The juxtaposition of Williamson's two groups of works - her black-and-white drawings and colorful oil paintings - reveals the crucial inconsistencies in her interpretation of positive and negative space, and scale, which determine her pieces' potential for richness. Surprisingly, it is her graphic, black-ink-brush drawings that dominated the exhibition. Completed in response to the paintings, these works on paper draw one into the interlocking masses of the brutish yet elegant forms of wrenches, clamps, welding goggles, trowels, saws and work gloves. Where the tools in Williamson's large paintings often appear too small and evenly staggered to create a dynamic push/pull between positive and negative spaces, the same objects fill her smaller compositions, dramatically transforming white paper into vibrating, seemingly spontaneous exchanges between solid and void.
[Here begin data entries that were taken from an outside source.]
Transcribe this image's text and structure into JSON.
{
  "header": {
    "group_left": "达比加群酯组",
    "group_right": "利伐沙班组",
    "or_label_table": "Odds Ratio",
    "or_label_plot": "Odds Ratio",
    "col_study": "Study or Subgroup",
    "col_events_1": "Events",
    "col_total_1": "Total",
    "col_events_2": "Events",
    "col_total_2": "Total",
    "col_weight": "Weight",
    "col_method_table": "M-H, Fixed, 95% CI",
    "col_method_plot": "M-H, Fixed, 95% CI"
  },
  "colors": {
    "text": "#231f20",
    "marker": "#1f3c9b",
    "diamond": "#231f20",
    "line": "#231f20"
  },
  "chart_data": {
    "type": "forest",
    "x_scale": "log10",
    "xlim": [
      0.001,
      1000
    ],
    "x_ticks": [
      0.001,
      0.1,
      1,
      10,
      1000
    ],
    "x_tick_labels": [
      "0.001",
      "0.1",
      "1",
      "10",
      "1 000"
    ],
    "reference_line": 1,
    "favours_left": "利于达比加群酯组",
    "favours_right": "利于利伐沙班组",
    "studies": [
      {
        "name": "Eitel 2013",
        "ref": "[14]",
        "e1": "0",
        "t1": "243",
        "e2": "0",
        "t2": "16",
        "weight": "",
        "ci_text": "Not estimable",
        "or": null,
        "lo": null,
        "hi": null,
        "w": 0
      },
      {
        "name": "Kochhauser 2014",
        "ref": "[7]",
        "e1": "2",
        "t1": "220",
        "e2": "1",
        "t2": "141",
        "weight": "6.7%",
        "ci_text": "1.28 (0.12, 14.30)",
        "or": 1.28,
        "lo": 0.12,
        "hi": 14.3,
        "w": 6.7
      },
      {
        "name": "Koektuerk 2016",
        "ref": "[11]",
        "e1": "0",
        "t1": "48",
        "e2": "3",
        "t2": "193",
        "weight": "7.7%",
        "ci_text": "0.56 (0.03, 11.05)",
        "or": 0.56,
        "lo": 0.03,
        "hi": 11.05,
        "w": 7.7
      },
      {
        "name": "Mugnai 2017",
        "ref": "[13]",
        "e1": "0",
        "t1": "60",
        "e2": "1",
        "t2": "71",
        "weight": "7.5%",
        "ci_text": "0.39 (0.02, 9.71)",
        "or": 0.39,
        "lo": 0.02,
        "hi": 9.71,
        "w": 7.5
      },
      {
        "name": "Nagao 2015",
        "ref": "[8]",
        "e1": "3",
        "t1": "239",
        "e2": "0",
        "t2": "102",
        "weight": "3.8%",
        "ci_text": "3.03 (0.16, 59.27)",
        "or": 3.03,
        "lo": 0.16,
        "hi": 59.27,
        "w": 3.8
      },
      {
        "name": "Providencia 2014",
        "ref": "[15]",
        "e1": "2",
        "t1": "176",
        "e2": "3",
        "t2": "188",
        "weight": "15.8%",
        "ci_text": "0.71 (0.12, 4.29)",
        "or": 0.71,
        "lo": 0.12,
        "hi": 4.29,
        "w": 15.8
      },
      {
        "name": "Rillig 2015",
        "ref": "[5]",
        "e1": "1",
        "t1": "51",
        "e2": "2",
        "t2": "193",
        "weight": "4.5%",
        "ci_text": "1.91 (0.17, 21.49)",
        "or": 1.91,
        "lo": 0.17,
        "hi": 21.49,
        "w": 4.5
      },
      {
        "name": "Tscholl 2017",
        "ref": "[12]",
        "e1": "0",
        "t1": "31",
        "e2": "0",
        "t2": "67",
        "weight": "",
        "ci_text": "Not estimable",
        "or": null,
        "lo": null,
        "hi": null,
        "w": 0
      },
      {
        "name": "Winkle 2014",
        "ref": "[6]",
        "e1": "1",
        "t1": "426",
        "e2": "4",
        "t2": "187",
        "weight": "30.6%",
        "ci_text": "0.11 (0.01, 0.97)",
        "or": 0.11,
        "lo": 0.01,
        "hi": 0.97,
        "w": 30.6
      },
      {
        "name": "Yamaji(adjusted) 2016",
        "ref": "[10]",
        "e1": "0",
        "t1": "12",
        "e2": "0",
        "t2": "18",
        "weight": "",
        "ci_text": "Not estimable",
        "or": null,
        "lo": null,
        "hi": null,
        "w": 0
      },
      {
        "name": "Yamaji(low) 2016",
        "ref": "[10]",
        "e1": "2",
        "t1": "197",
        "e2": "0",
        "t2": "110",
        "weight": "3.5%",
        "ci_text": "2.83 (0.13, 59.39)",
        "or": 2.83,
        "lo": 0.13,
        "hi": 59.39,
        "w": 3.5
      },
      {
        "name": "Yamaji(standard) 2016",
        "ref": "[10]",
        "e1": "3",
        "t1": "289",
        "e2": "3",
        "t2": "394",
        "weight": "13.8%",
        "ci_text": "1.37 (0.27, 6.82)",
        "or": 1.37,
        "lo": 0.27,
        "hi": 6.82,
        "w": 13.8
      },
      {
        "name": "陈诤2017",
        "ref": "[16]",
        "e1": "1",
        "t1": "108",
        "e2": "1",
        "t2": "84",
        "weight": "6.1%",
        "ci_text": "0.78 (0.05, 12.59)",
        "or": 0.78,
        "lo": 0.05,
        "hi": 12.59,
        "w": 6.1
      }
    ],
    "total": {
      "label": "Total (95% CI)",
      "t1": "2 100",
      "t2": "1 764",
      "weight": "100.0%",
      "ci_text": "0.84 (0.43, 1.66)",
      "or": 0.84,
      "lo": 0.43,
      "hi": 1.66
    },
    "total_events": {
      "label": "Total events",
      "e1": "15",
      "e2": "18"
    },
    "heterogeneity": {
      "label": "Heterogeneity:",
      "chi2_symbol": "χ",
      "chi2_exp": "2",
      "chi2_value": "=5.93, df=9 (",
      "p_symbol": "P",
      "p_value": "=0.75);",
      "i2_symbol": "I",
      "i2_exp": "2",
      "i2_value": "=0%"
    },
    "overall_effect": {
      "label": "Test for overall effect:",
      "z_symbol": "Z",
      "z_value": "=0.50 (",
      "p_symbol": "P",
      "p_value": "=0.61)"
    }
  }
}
It is, however, Williamson's ability to unexpectedly anthropomorphize singular industrial forms with a minimum number of decisive brush strokes that is the most poetic aspect of her work. A single trowel standing vertically becomes a lone sentinel through the spare and immediate delineation of its contour; the vacant lenses of doubled-over welding goggles become haunting eyes that resemble beacons engaged in an endless search. These quite simple drawings encapsulate the chaos and order with which Williamson wrestles. If her paintings can incorporate this power, she will only lengthen our engagement.